Natural async PacketIn handlers. Register an async def callback with client.on_packet_in(...) and propagate values through the rest of your async pipeline. The sync client's handlers run on a background thread; the async client's run on your event loop.
Bypasses the sync client's multi-threaded-fork pathology. The sync P4RuntimeClient spawns gRPC background threads; combining that with subprocess.run in the same Python process can deadlock — see Known Limitations. grpc.aio doesn't spawn background threads, so the trap doesn't apply.

Quick start¶

import asyncio
from p4net import Network
from p4net.topo import Topology

topology = Topology()
# ... configure topology ...

async def main(net: Network) -> None:
    sw = net.switch("s1")
    client = sw.async_client

    async with client:
        await client.insert_table_entry(
            "MyIngress.ipv4_lpm",
            {"hdr.ipv4.dstAddr": "10.0.0.0/24"},
            "MyIngress.set_egress_port",
            {"port": 2},
        )
        async for entry in client.list_table_entries("MyIngress.ipv4_lpm"):
            print(entry)

with Network(topology) as net:
    asyncio.run(main(net))

API reference¶

See the generated docs for p4net.control.AsyncP4RuntimeClient: constructor, properties, lifecycle, table CRUD, counters, registers, packet I/O.

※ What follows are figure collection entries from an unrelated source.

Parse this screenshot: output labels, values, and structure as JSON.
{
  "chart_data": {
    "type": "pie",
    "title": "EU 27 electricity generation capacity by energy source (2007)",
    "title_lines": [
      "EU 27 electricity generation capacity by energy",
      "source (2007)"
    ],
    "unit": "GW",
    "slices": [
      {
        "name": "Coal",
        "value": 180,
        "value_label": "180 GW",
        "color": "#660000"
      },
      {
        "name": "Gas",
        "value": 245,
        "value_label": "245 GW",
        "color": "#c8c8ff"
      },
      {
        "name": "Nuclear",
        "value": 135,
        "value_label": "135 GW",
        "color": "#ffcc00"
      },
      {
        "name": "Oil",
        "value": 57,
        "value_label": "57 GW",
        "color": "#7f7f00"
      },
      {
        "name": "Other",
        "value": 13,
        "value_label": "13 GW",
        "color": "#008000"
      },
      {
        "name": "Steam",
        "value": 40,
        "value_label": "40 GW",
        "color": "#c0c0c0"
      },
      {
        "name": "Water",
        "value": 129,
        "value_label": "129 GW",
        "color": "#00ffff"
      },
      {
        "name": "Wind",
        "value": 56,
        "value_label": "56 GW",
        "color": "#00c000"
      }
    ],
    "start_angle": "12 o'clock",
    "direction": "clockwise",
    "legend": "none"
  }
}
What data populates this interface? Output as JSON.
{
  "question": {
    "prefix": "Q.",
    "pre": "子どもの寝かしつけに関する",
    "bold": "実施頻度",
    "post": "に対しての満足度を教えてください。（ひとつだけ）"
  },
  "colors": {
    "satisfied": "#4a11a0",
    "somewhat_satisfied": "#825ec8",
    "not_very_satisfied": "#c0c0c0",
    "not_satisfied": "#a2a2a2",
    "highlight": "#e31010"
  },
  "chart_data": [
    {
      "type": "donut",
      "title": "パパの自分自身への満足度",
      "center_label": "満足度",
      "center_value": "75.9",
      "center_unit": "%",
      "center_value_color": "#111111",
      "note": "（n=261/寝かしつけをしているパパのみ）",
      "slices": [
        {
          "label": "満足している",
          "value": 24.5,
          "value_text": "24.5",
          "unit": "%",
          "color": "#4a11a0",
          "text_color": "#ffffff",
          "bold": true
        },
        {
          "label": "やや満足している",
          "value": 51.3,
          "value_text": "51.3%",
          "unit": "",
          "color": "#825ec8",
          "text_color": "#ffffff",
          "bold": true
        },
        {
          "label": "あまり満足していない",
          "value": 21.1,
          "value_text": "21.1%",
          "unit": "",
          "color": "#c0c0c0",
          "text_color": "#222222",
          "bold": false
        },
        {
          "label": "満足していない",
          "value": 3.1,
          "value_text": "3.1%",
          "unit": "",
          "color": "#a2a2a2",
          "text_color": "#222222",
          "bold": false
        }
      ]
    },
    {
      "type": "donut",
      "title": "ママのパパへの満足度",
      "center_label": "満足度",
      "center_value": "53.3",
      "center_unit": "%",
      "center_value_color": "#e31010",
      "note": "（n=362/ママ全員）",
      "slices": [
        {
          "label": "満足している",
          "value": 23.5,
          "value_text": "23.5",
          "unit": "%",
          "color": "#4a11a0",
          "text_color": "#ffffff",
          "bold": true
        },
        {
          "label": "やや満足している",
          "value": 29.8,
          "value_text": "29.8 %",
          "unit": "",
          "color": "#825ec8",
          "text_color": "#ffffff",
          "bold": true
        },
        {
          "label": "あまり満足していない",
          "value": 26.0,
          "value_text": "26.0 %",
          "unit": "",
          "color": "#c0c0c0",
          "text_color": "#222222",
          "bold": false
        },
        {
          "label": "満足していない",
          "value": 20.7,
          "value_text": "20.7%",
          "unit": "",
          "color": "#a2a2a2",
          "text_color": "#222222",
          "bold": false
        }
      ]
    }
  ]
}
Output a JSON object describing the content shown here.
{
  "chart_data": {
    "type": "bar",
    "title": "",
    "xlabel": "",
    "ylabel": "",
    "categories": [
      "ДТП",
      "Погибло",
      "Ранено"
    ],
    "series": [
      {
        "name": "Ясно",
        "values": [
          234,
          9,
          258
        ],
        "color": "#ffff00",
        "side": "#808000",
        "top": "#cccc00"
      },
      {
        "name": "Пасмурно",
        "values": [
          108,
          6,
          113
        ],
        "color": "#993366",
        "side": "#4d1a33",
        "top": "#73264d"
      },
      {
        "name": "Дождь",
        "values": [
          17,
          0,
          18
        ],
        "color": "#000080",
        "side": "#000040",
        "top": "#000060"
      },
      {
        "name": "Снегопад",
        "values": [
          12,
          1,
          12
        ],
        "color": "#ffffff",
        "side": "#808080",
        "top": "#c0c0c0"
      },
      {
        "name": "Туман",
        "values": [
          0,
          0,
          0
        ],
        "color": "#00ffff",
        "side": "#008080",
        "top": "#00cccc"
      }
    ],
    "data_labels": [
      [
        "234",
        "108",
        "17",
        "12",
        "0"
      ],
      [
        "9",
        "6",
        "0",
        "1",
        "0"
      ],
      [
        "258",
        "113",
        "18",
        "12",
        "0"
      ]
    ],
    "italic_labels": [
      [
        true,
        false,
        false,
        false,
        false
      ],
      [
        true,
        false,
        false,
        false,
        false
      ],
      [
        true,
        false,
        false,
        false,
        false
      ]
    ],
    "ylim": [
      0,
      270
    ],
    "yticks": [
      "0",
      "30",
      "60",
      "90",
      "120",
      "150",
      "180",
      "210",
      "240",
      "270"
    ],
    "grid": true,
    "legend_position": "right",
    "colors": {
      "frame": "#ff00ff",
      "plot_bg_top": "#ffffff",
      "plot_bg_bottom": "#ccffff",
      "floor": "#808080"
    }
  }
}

The API mirror is exact at the method-name level. Where the sync API returns a list[dict] for streaming reads, the async API returns an AsyncIterator[dict] — list_table_entries is the canonical example. Where the sync API takes a Callable[[bytes, dict], None] for on_packet_in, the async API takes a Callable[[bytes, dict], Awaitable[None]].

Mastership and dual clients¶

Each P4Runtime client owns an election ID. The BMv2 device accepts exactly one client as primary at any moment; others are secondary. The sync and async clients are independent — they each have their own election ID, even when they're hitting the same switch.

Three usage patterns:

All sync (the v1.0 default). Build a Network, use switch.client for everything. The sync client's election ID is the millisecond-time-since-epoch of Network.start(), so it's primary by default.
All async. Use switch.async_client.connect() for every switch. Pass election_id=(higher_value, 0) if the sync client is also connected somewhere; otherwise the async client takes primary on first arbitration.
Mixed with explicit election IDs. Sync primary (writes); async secondary (reads only). Construct the async client with election_id=(0, 0) to force it into secondary; reads still work, writes raise NotPrimaryError.

Do not mix primary writes through both clients against the same switch. The BMv2 will accept whichever arrived most recently as primary and reject the other; in practice this produces confusing intermittent failures.

Cancellation and error handling¶

grpc.aio surfaces remote errors as grpc.aio.AioRpcError; the async client translates these into the same exception hierarchy as the sync client (DuplicateEntryError, EntryNotFoundError, NotPrimaryError, PipelineError, P4RuntimeError).

When an in-flight operation is cancelled — typically because the owning task was cancelled, or disconnect() was called concurrently — the async client raises AsyncOperationCancelledError, a subclass of P4RuntimeError. This lets cancellation sites distinguish a clean cancel from a connection failure:

try:
    await asyncio.wait_for(client.insert_table_entry(...), timeout=1.0)
except asyncio.TimeoutError:
    ...  # the wait_for timeout
except AsyncOperationCancelledError:
    ...  # in-flight task was cancelled mid-RPC
except P4RuntimeError:
    ...  # any other client failure

asyncio.CancelledError itself propagates through the client unchanged for tasks the caller cancels at the task level (rather than inside the RPC).

Stability¶

The async API is Stable in p4net 1.x since version 1.7.0. It was introduced as Provisional in 1.6.0 and promoted after real-world user soak surfaced no need for backwards-incompatible adjustments — see the API Stability page for the full contract and promotion rationale.